Vários pontos considerados inconstitucionais retornaram ao texto após o Congresso derrubar os vetos do presidente Lula (PT) à legislação, de acordo com a entidade. Esses trechos se somam a outros dispositivos contrários à Carta Magna e que haviam sido sancionados pelo Executivo, segundo a associação.

"Se o STF seguir na jurisprudência dele, que vem analisando as inconstitucionalidades de retrocessos ambientais, é muito provável que haja declaração de inconstitucionalidade de vários dispositivos", diz Luciano Loubet, presidente da Abrampa e promotor de Justiça do Ministério Público de Mato Grosso do Sul.

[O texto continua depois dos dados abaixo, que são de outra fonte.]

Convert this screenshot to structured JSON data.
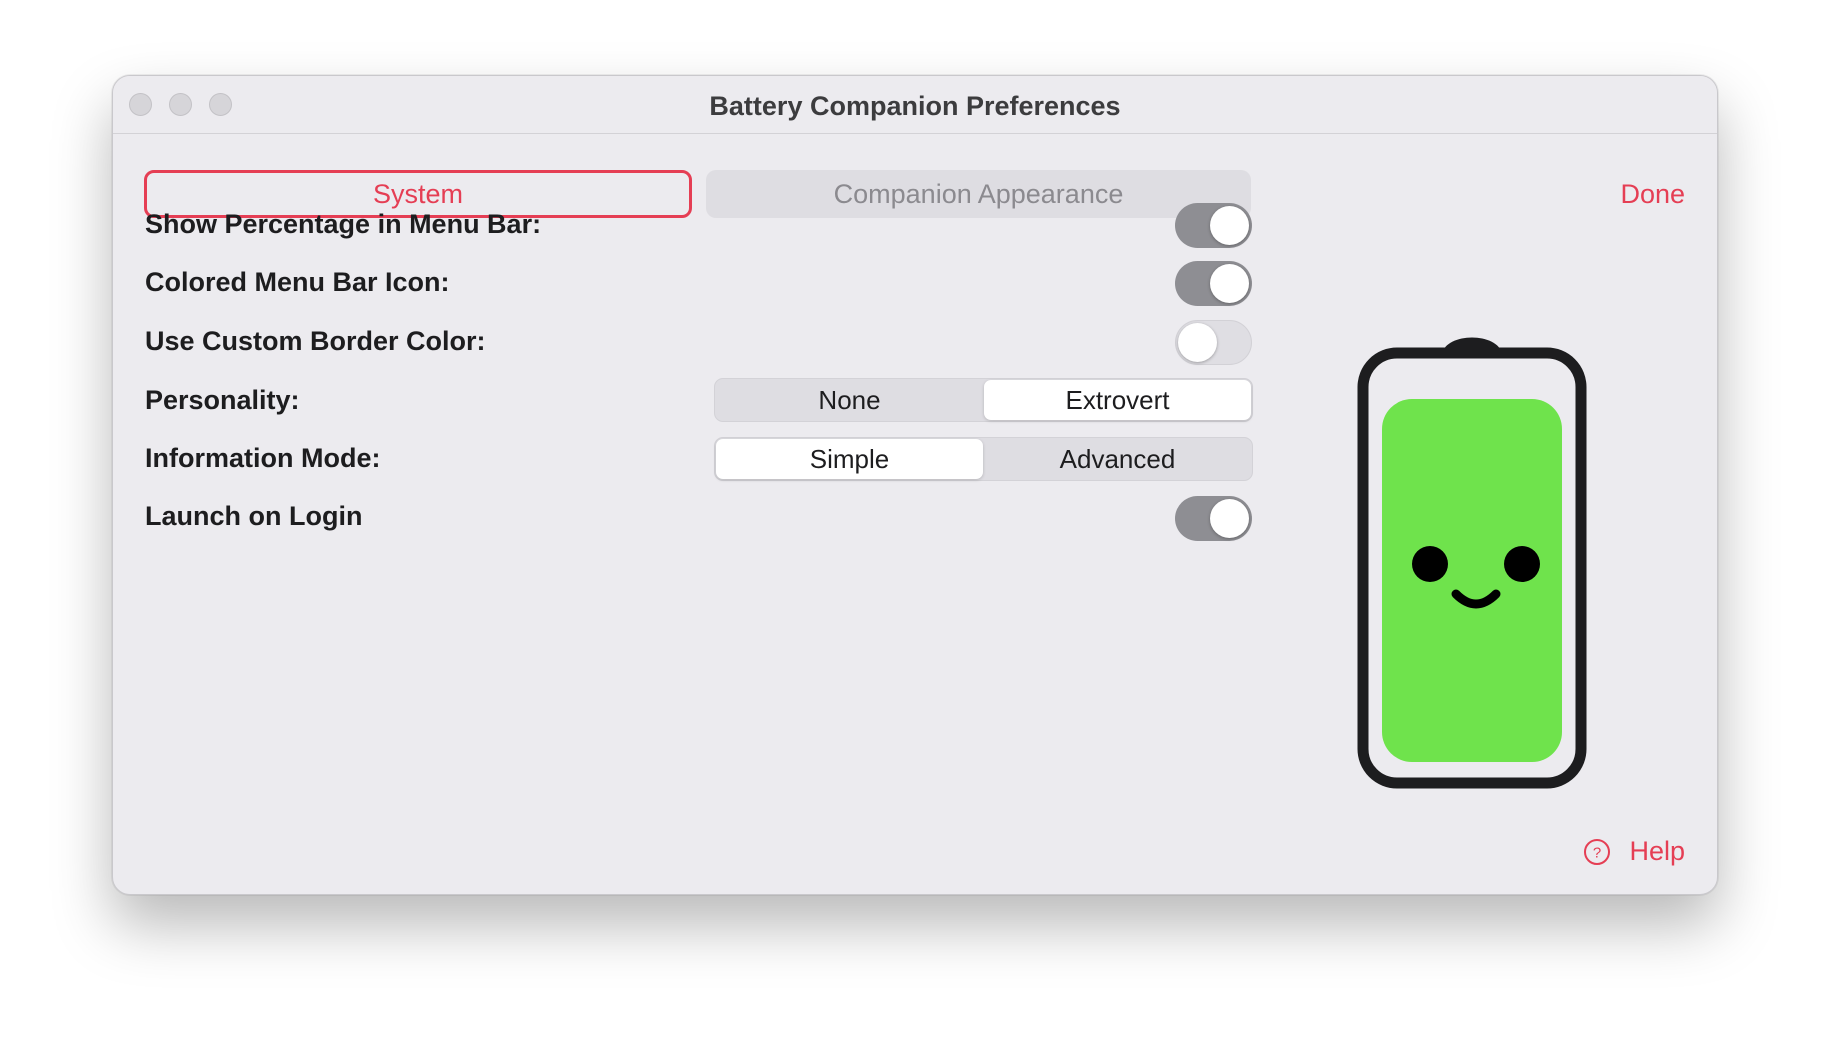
{
  "window": {
    "title": "Battery Companion Preferences"
  },
  "tabs": {
    "system": "System",
    "appearance": "Companion Appearance",
    "selected": "System"
  },
  "done_label": "Done",
  "settings": {
    "show_percentage": {
      "label": "Show Percentage in Menu Bar:",
      "value": true
    },
    "colored_icon": {
      "label": "Colored Menu Bar Icon:",
      "value": true
    },
    "custom_border": {
      "label": "Use Custom Border Color:",
      "value": false
    },
    "personality": {
      "label": "Personality:",
      "options": [
        "None",
        "Extrovert"
      ],
      "selected": "Extrovert"
    },
    "info_mode": {
      "label": "Information Mode:",
      "options": [
        "Simple",
        "Advanced"
      ],
      "selected": "Simple"
    },
    "launch_login": {
      "label": "Launch on Login",
      "value": true
    }
  },
  "companion": {
    "battery_fill_color": "#6fe34c",
    "frame_color": "#1d1d1f",
    "fill_level": 1.0
  },
  "help_label": "Help",
  "colors": {
    "accent": "#e53e54"
  }
}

O licenciamento ambiental permite identificar, reduzir e compensar os impactos de empreendimentos ou atividades. A forma final da lei cria novas licenças ambientais, isenta o agronegócio, restringe a consulta a indígenas e quilombolas e acelera o processo para emitir autorizações de obras consideradas estratégicas por um conselho de governo.

"A norma se baseia em um pressuposto equivocado e ultrapassado de contraposição entre proteção socioambiental e crescimento econômico, embora a Constituição Federal de 1988 seja absolutamente clara em estabelecer que a ordem econômica deve obedecer ao princípio da defesa do meio ambiente, inclusive mediante tratamento diferenciado, conforme o impacto ambiental dos produtos e serviços", afirma a associação.

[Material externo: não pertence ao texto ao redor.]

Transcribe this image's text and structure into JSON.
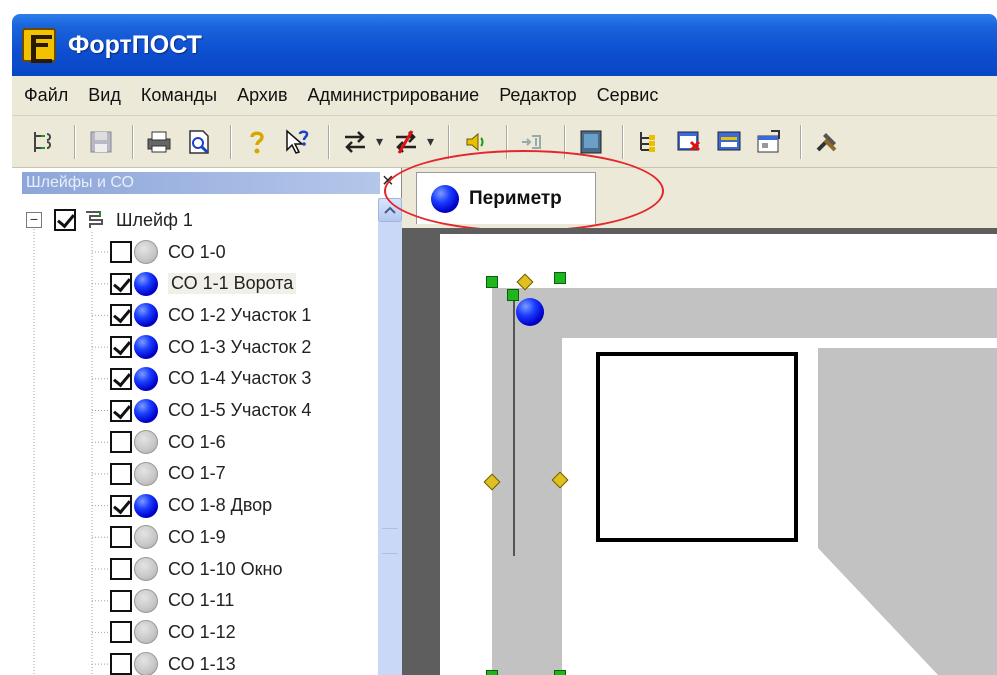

"Acatar esse retrocesso legislativo é trocar a segurança jurídica e a prevenção por uma falsa celeridade que, invariavelmente, culminará na repetição de prejuízos irreversíveis ao país", diz a nota técnica.

A Abrampa afirma que a nova lei viola os seguintes artigos da Constituição:

- 1º, que estabelece a democracia participativa;

- 5º, dos direitos fundamentais à vida e à dignidade;

- 23 e 24, sobre as competências de municípios, estados e União;

- 30, incisos I e VIII, da competência dos municípios em promover ordenamento territorial e legislar sobre assuntos de interesse local;

- 170, inciso VI, que estabelece a ordem econômica fundada na defesa do meio ambiente;

- 182, sobre a política de desenvolvimento urbano gerida pelos municípios;

- 196, do direito à saúde;

- 216, que cria os direitos das comunidades quilombolas e ribeirinhas aos seus modos de viver, bem como a proteção do patrimônio cultural brasileiro;

- 225, do direito fundamental ao meio ambiente ecologicamente equilibrado e dos princípios da precaução, da prevenção, do poluidor-pagador e da vedação à proteção insuficiente;

- 227, do dever da sociedade e do Estado de assegurar à criança, ao adolescente e ao jovem o direito à vida, à saúde e à dignidade, que implica a necessidade de proteção ambiental para as futuras gerações, na leitura da associação;

- e 231, do direito fundamental dos indígenas a sua organização social e sobre as terras que ocupam.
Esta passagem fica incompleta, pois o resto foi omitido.